Tenable Advises Chrome Users to Patch Zero-day-Vulnerability
Chrome users could potentially be at risk of arbitrary code execution (ACE) due to an actively exploited zero-day vulnerability. Technical details of the available exploit have not been disclosed yet but ACE flaws could allow an attacker to execute system commands, read, write or even delete files on the victim’s computer, create a backdoor to the system, gain network access or download a malicious program such as ransomware. While ACEs really are an open goal, the damage can be limited from access controls and permissions usually in place. It’s imperative that everyone using Chrome updates to version 86.0.4240.111 to address these high-severity vulnerabilities.
Comment is attributable to Rody Quinlan, Security Response Manager at Tenable:
“The zero-day is a memory corruption flaw [CVE-2020-15999] described as a “heap buffer overflow in FreeType.” Successful exploitation of heap buffer overflows could lead to memory leakage which could potentially be used to lead to arbitrary code execution. As the Chrome flaw is being actively exploited in the wild, users are urged to update their browsers as soon as possible to reduce the risk of compromise.

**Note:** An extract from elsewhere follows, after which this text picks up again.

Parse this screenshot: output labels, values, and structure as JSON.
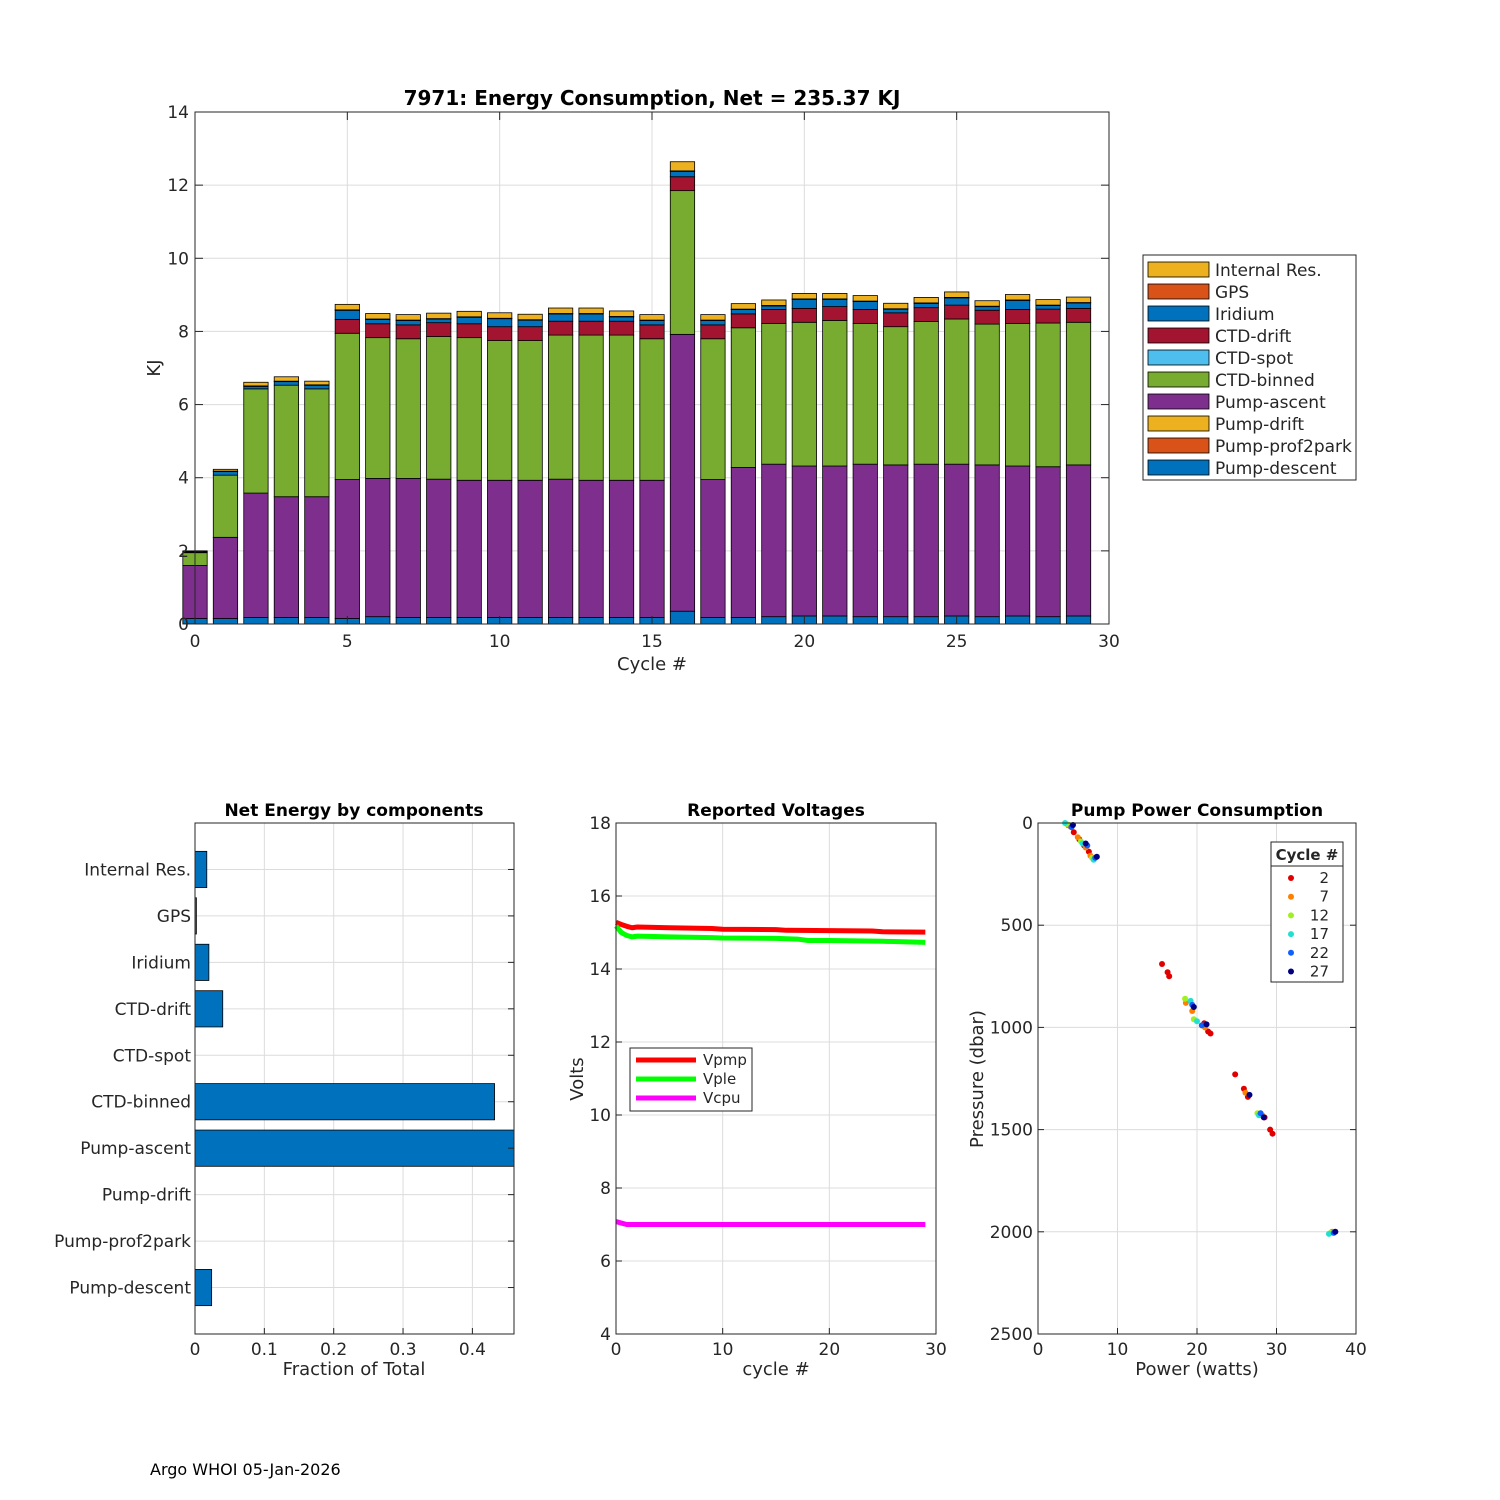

Chrome is not the first browser with an actively exploited zero-day this year. Just over a week into 2020, Mozilla released an advisory for a zero-day vulnerability in Mozilla Firefox, CVE-2019-17026, and later again in April for CVE-2020-6819 and CVE-2020-6820. Mozilla Firefox advised users to upgrade as soon as possible as they were aware of attacks targeting the flaw.
Microsoft also released an out-of-band (OOB) advisory (ADV200001) in January for CVE-2020-0674, a zero-day remote code execution (RCE) vulnerability in Internet Explorer. While an OOB advisory for an RCE vulnerability from Microsoft is enough reason to take note, the advisory also stated that Microsoft was aware of targeted attacks in the wild.
With three of the most commonly used browsers actively targeted this year with zero-days, it is imperative organisations patch their systems as soon as updates are available.”